Surface composition analysis of Cu-Indium intermetallic compound under reaction temperature
Waseda University SEKINE group
Significant reduction of CO2, a causative agent of global warming, is essential to achieve carbon neutrality .
Among these, the chemical loop-based reverse water gas shift (RWGS-CL) reaction, which converts CO2 to the chemical raw material CO, is considered to make a significant contribution to a sustainable carbon cycle .
Our laboratory has previously found that composites of Cu-In intermetallic compounds and In2O3 oxides have high performance in the RWGS-CL reaction .
In this study, we performed molecular dynamics (MD) calculations using Matlantis on a nm-order cluster model to clarify the surface state of the Cu-In intermetallic compound at the reaction temperature.
Calculation models and methods
Spherical clusters (radius 19 Å, Cu1311In672) consisting of approximately 2000 atoms were created for an intermetallic compound with a composition of Cu2In, which is expected to exist in the RWGS-CL reaction atmosphere.
While the actual supported metals on catalysts exist in such nm-order clusters, conventional density functional theory (DFT) calculations are computationally expensive for models with such a large number of atoms, and MD calculations are very difficult to perform.
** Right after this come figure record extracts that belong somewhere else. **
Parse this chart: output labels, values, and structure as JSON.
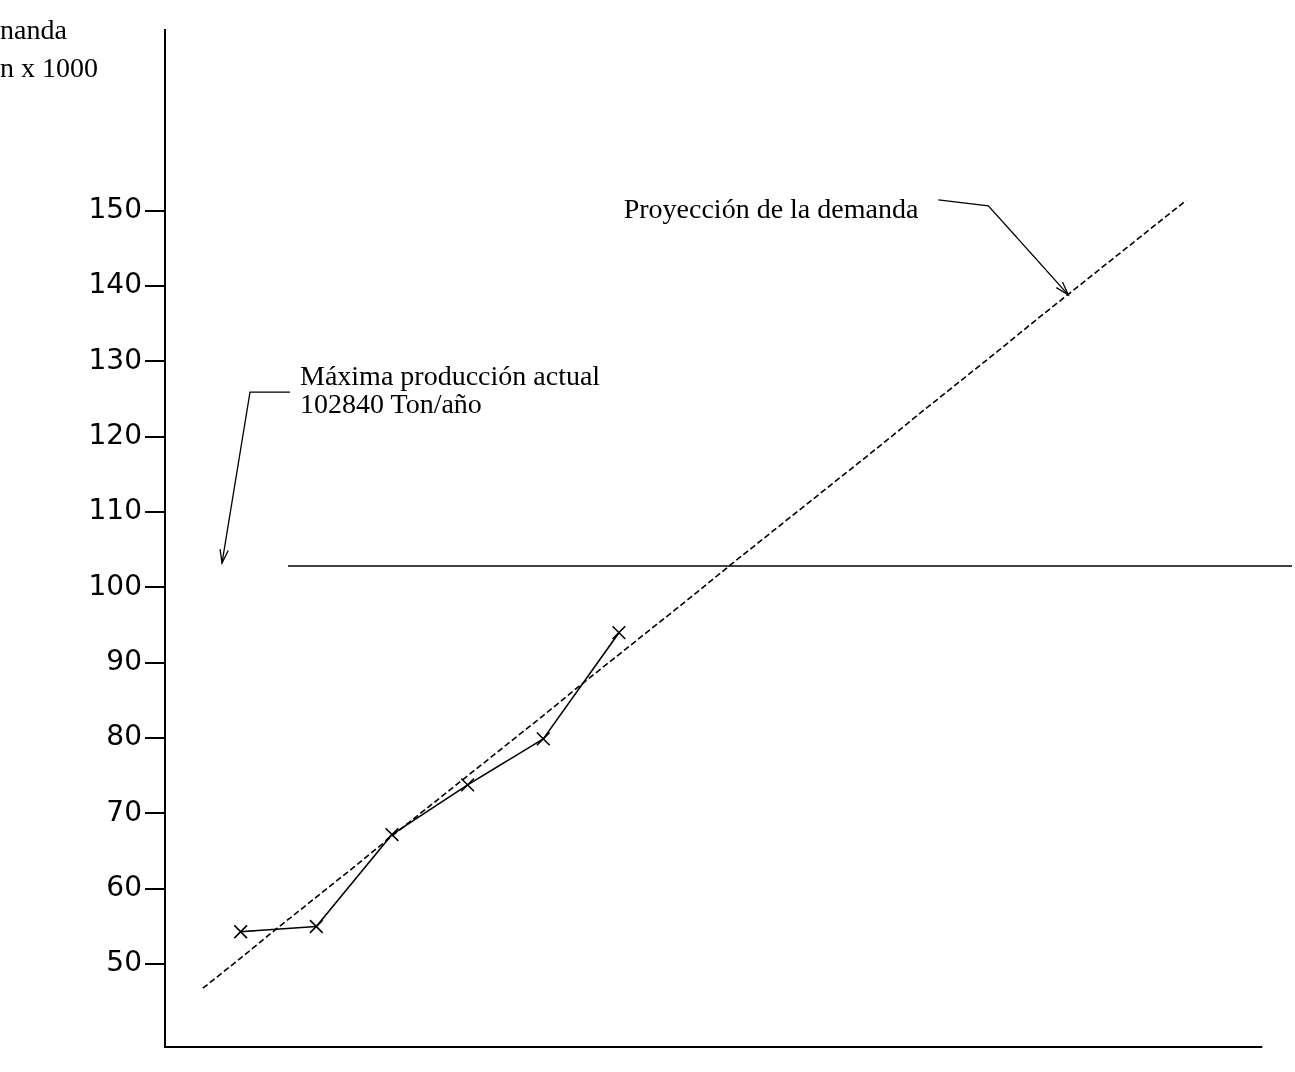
{
  "chart_data": {
    "type": "line",
    "ylabel": "nanda\nn x 1000",
    "categories": [
      null,
      null,
      null,
      null,
      null,
      null,
      null,
      null,
      null,
      null,
      null,
      null,
      null,
      null,
      null,
      null,
      null,
      null,
      null,
      null,
      null,
      null,
      null,
      null,
      null,
      null,
      null,
      null,
      null,
      null
    ],
    "ylim": [
      39,
      174
    ],
    "yticks": [
      50,
      60,
      70,
      80,
      90,
      100,
      110,
      120,
      130,
      140,
      150
    ],
    "tick_labels": "y",
    "grid": false,
    "legend": false,
    "series": [
      {
        "values": [
          null,
          null,
          54.3,
          null,
          55.0,
          null,
          67.2,
          null,
          73.8,
          null,
          79.9,
          null,
          94.0,
          null,
          null,
          null,
          null,
          null,
          null,
          null,
          null,
          null,
          null,
          null,
          null,
          null,
          null,
          null,
          null,
          null
        ],
        "color": "#000000",
        "marker": "cross",
        "line_style": "solid"
      },
      {
        "values": [
          null,
          46.8,
          50.8,
          54.9,
          58.9,
          62.9,
          67.0,
          71.0,
          75.0,
          79.0,
          83.0,
          87.1,
          91.1,
          95.1,
          99.1,
          103.2,
          107.2,
          111.2,
          115.2,
          119.2,
          123.3,
          127.3,
          131.3,
          135.4,
          139.4,
          143.4,
          147.4,
          151.4,
          null,
          null
        ],
        "color": "#000000",
        "marker": "none",
        "line_style": "dashed"
      }
    ],
    "ref_lines": [
      {
        "axis": "y",
        "value": 102.84,
        "label": "Máxima producción actual\n102840 Ton/año",
        "color": "#000000"
      }
    ],
    "annotations": [
      "Proyección de la demanda"
    ]
  }
}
However, Matlantis, a high-performance atomistic simulator, still makes such calculations possible.
In this study, we performed MD calculations using the Nosé-Hoover heat bath in Matlantis to evaluate the surface conditions of the intermetallic compound cluster model at 773 K, which is the actual reaction temperature.
Calculation Results and Discussion
The displacement of each element before and after the MD calculation is shown on the right figure. The horizontal axis shows the distance of each atom from the center of the cluster before the calculation, and the vertical axis shows the radial displacement of each atom in the cluster before and after the reaction.
The results show that both Cu and In exhibit similar displacement behavior near the center of the cluster, while near the surface, In moves outward and Cu moves inward.
This suggests that the Cu-In intermetallic compound at real temperatures has an In-rich alloy structure on the surface, and Matlantis can be used to evaluate the surface structure of models with realistic cluster sizes at real reaction temperatures at low computational cost.
Because Matlantis can calculate models with a greater number of atoms than conventional DFT calculations, we also expect to put it into application to simulate atomic positions and reactivity under experimental conditions by constructing realistic models, such as intermetallic compounds on In2O3.
In addition, by taking advantage of the generalizability of Matlantis, it may be possible to predict materials superior to those previously reported from theoretical calculations by comprehensively examining different compositions.